Les deux ouvrages tissent des liens entre les notions et se répondent donc l’un à l’autre comme ils répondent à d’autres livres de la collection. Guillaume Mazeau écrit ainsi que « les soulèvements politiques font surgir des visions politiques qui ne sont jamais immédiatement compréhensibles, parce qu’en même temps qu’ils contestent l’ordre social, ces soulèvements en troublent les cadres d’intelligibilité ». Démocratie et Histoire montrent que la neutralité et l’objectivité du langage revendiquées par le pouvoir capitaliste libéral n’existent pas en réalité. En faisant apparaître la vitalité de ces concepts, les batailles idéologiques qu’ils provoquent, les auteurs plaident pour un usage non relativiste mais critique de la langue. Les mots suscitent des débats vivants, qui ne se cantonnent pas au monde du savoir et de la politique mais imprègnent toutes les strates de la société.
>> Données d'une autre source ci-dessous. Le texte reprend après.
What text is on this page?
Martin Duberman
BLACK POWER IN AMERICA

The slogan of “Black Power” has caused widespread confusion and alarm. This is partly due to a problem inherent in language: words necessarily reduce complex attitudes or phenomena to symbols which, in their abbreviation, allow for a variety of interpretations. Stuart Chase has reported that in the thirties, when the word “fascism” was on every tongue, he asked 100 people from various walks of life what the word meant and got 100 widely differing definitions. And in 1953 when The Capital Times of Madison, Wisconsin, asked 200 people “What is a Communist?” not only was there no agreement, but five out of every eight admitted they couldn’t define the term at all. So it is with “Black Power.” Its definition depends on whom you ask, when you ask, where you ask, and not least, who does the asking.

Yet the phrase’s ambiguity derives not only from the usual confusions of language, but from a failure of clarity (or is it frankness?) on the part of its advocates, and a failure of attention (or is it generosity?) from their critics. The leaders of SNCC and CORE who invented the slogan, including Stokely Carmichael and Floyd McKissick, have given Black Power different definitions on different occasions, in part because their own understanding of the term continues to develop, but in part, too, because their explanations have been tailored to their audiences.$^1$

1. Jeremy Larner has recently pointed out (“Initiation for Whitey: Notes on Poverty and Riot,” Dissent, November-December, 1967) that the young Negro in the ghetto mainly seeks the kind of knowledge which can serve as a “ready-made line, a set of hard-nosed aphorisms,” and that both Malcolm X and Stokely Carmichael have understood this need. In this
Ce faisant, les références mobilisées illustrent des tentatives de mise en commun du langage et de la discussion. Samuel Hayat cite notamment l’événement (fondateur, selon Jacques Rancière, de la politique) du retrait des plébéiens sur l’Aventin dans la République romaine pour constituer leur propre espace de parole alors que les patriciens le leur refusent ; ou le moment où Sojourner Truth, ancienne esclave noire, clame lors d’une convention des droits des femmes, en 1851, que son expérience rejoint celle des femmes. Guillaume Mazeau plaide quant à lui pour que l’histoire vive comme « un espace critique », c’est-à-dire comme une méthode d’émancipation collective et sociale plus que comme une discipline savante. Après une citation tirée du roman de Pierre Michon sur la Terreur, Les Onze, il affirme : « C’est toute la société qui fabrique du passé ».

Démocratie comme Histoire n’ont donc pas la visée exhaustive et savante d’essais rédigés en général par des chercheurs. Ils se veulent le tremplin d’une pensée critique et inclusive, alternative au monopole du langage exercé par l’élite politique. Le format et le ton rappellent la collection « Tracts » lancée par Gallimard l’année dernière, dans laquelle des écrivain·es et des philosophes inscrivent également leur réflexion dans un cadre socialement engagé. En cette période de confinement, trois « Tracts de crise » paraissent gratuitement en ligne tous les jours.